Why dependency injection for error suggestions?¶
The core library cannot import server packages (that would create circular dependencies). Instead, each server passes its ERROR_SUGGESTIONS dict into create_tool_error() via the suggestions_map parameter. This keeps domain-specific error codes out of the shared library while reusing the common factory logic.
graph LR
subgraph "mamba-mcp-core"
A[create_tool_error]
B[ToolError model]
A --> B
end
subgraph "mamba-mcp-pg"
C[ErrorCode constants]
D[ERROR_SUGGESTIONS map]
E[create_tool_error wrapper]
E -- "suggestions_map=" --> A
C --> D
D --> E
end
Why module-level state for env file path?¶
The env file path must travel from a synchronous Typer callback to a synchronous Pydantic @model_validator(mode="before").
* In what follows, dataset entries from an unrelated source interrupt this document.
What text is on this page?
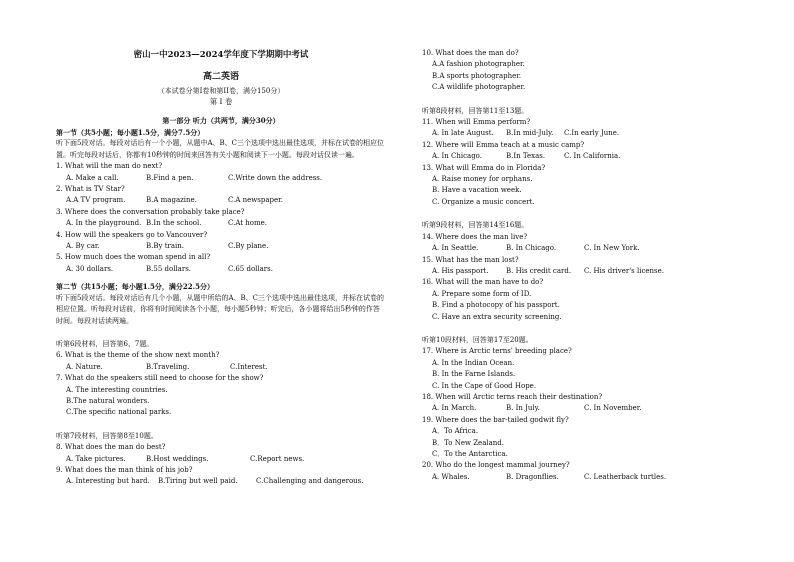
密山一中2023—2024学年度下学期期中考试
高二英语
（本试卷分第I卷和第II卷，满分150分）
第 I 卷
第一部分 听力（共两节，满分30分）
第一节（共5小题；每小题1.5分，满分7.5分）
听下面5段对话。每段对话后有一个小题，从题中A、B、C三个选项中选出最佳选项，并标在试卷的相应位置。听完每段对话后，你都有10秒钟的时间来回答有关小题和阅读下一小题。每段对话仅读一遍。
1. What will the man do next?
A. Make a call.	B.Find a pen.	C.Write down the address.
2. What is TV Star?
A.A TV program.	B.A magazine.	C.A newspaper.
3. Where does the conversation probably take place?
A. In the playground. B.In the school.	C.At home.
4. How will the speakers go to Vancouver?
A. By car.	B.By train.	C.By plane.
5. How much does the woman spend in all?
A. 30 dollars.	B.55 dollars.	C.65 dollars.
第二节（共15小题；每小题1.5分，满分22.5分）
听下面5段对话。每段对话后有几个小题，从题中所给的A、B、C三个选项中选出最佳选项，并标在试卷的相应位置。听每段对话前，你将有时间阅读各个小题，每小题5秒钟；听完后，各小题将给出5秒钟的作答时间。每段对话读两遍。
听第6段材料，回答第6、7题。
6. What is the theme of the show next month?
A. Nature.	B.Traveling.	C.Interest.
7. What do the speakers still need to choose for the show?
A. The interesting countries.
B.The natural wonders.
C.The specific national parks.
听第7段材料，回答第8至10题。
8. What does the man do best?
A. Take pictures.	B.Host weddings.	C.Report news.
9. What does the man think of his job?
A. Interesting but hard.	B.Tiring but well paid.	C.Challenging and dangerous.
10. What does the man do?
A.A fashion photographer.
B.A sports photographer.
C.A wildlife photographer.
听第8段材料，回答第11至13题。
11. When will Emma perform?
A. In late August.	B.In mid-July.	C.In early June.
12. Where will Emma teach at a music camp?
A. In Chicago.	B.In Texas.	C. In California.
13. What will Emma do in Florida?
A. Raise money for orphans.
B. Have a vacation week.
C. Organize a music concert.
听第9段材料，回答第14至16题。
14. Where does the man live?
A. In Seattle.	B. In Chicago.	C. In New York.
15. What has the man lost?
A. His passport.	B. His credit card.	C. His driver's license.
16. What will the man have to do?
A. Prepare some form of ID.
B. Find a photocopy of his passport.
C. Have an extra security screening.
听第10段材料，回答第17至20题。
17. Where is Arctic terns' breeding place?
A. In the Indian Ocean.
B. In the Farne Islands.
C. In the Cape of Good Hope.
18. When will Arctic terns reach their destination?
A. In March.	B. In July.	C. In November.
19. Where does the bar-tailed godwit fly?
A．To Africa.
B．To New Zealand.
C．To the Antarctica.
20. Who do the longest mammal journey?
A. Whales.	B. Dragonflies.	C. Leatherback turtles.
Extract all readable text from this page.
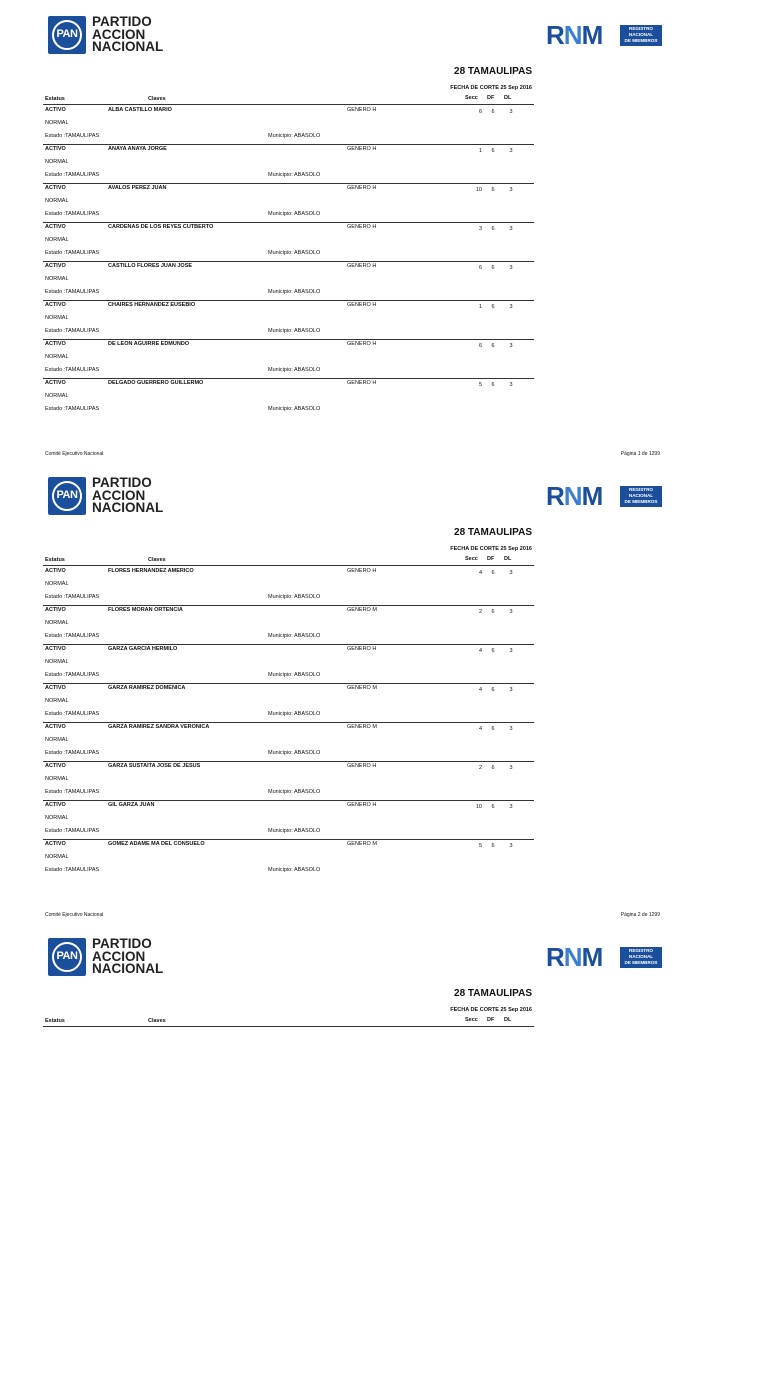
PAN
PARTIDO
ACCION
NACIONAL	RNM	REGISTRO
NACIONAL
DE MIEMBROS
28 TAMAULIPAS
FECHA DE CORTE 25 Sep 2016
Estatus	Claves	Secc DF DL
ACTIVO	ALBA CASTILLO MARIO	GENERO H	6	6	3
NORMAL
Estado :TAMAULIPAS	Municipio: ABASOLO
ACTIVO	ANAYA ANAYA JORGE	GENERO H	1	6	3
NORMAL
Estado :TAMAULIPAS	Municipio: ABASOLO
ACTIVO	AVALOS PEREZ JUAN	GENERO H	10	6	3
NORMAL
Estado :TAMAULIPAS	Municipio: ABASOLO
ACTIVO	CARDENAS DE LOS REYES CUTBERTO	GENERO H	3	6	3
NORMAL
Estado :TAMAULIPAS	Municipio: ABASOLO
ACTIVO	CASTILLO FLORES JUAN JOSE	GENERO H	6	6	3
NORMAL
Estado :TAMAULIPAS	Municipio: ABASOLO
ACTIVO	CHAIRES HERNANDEZ EUSEBIO	GENERO H	1	6	3
NORMAL
Estado :TAMAULIPAS	Municipio: ABASOLO
ACTIVO	DE LEON AGUIRRE EDMUNDO	GENERO H	6	6	3
NORMAL
Estado :TAMAULIPAS	Municipio: ABASOLO
ACTIVO	DELGADO GUERRERO GUILLERMO	GENERO H	5	6	3
NORMAL
Estado :TAMAULIPAS	Municipio: ABASOLO
Comité Ejecutivo Nacional	Página 1 de 1299
PAN
PARTIDO
ACCION
NACIONAL	RNM	REGISTRO
NACIONAL
DE MIEMBROS
28 TAMAULIPAS
FECHA DE CORTE 25 Sep 2016
Estatus	Claves	Secc DF DL
ACTIVO	FLORES HERNANDEZ AMERICO	GENERO H	4	6	3
NORMAL
Estado :TAMAULIPAS	Municipio: ABASOLO
ACTIVO	FLORES MORAN ORTENCIA	GENERO M	2	6	3
NORMAL
Estado :TAMAULIPAS	Municipio: ABASOLO
ACTIVO	GARZA GARCIA HERMILO	GENERO H	4	6	3
NORMAL
Estado :TAMAULIPAS	Municipio: ABASOLO
ACTIVO	GARZA RAMIREZ DOMENICA	GENERO M	4	6	3
NORMAL
Estado :TAMAULIPAS	Municipio: ABASOLO
ACTIVO	GARZA RAMIREZ SANDRA VERONICA	GENERO M	4	6	3
NORMAL
Estado :TAMAULIPAS	Municipio: ABASOLO
ACTIVO	GARZA SUSTAITA JOSE DE JESUS	GENERO H	2	6	3
NORMAL
Estado :TAMAULIPAS	Municipio: ABASOLO
ACTIVO	GIL GARZA JUAN	GENERO H	10	6	3
NORMAL
Estado :TAMAULIPAS	Municipio: ABASOLO
ACTIVO	GOMEZ ADAME MA DEL CONSUELO	GENERO M	5	6	3
NORMAL
Estado :TAMAULIPAS	Municipio: ABASOLO
Comité Ejecutivo Nacional	Página 2 de 1299
PAN
PARTIDO
ACCION
NACIONAL	RNM	REGISTRO
NACIONAL
DE MIEMBROS
28 TAMAULIPAS
FECHA DE CORTE 25 Sep 2016
Estatus	Claves	Secc DF DL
Neither contextvars (requires async context) nor function parameters (Pydantic validators have a fixed signature) are suitable. A module-level global with getter/setter is the simplest correct solution. The tradeoff is that tests must reset this state, which is handled by autouse fixtures.
Testing¶
Core tests are located at packages/mamba-mcp-core/tests/ and follow the project's standard conventions.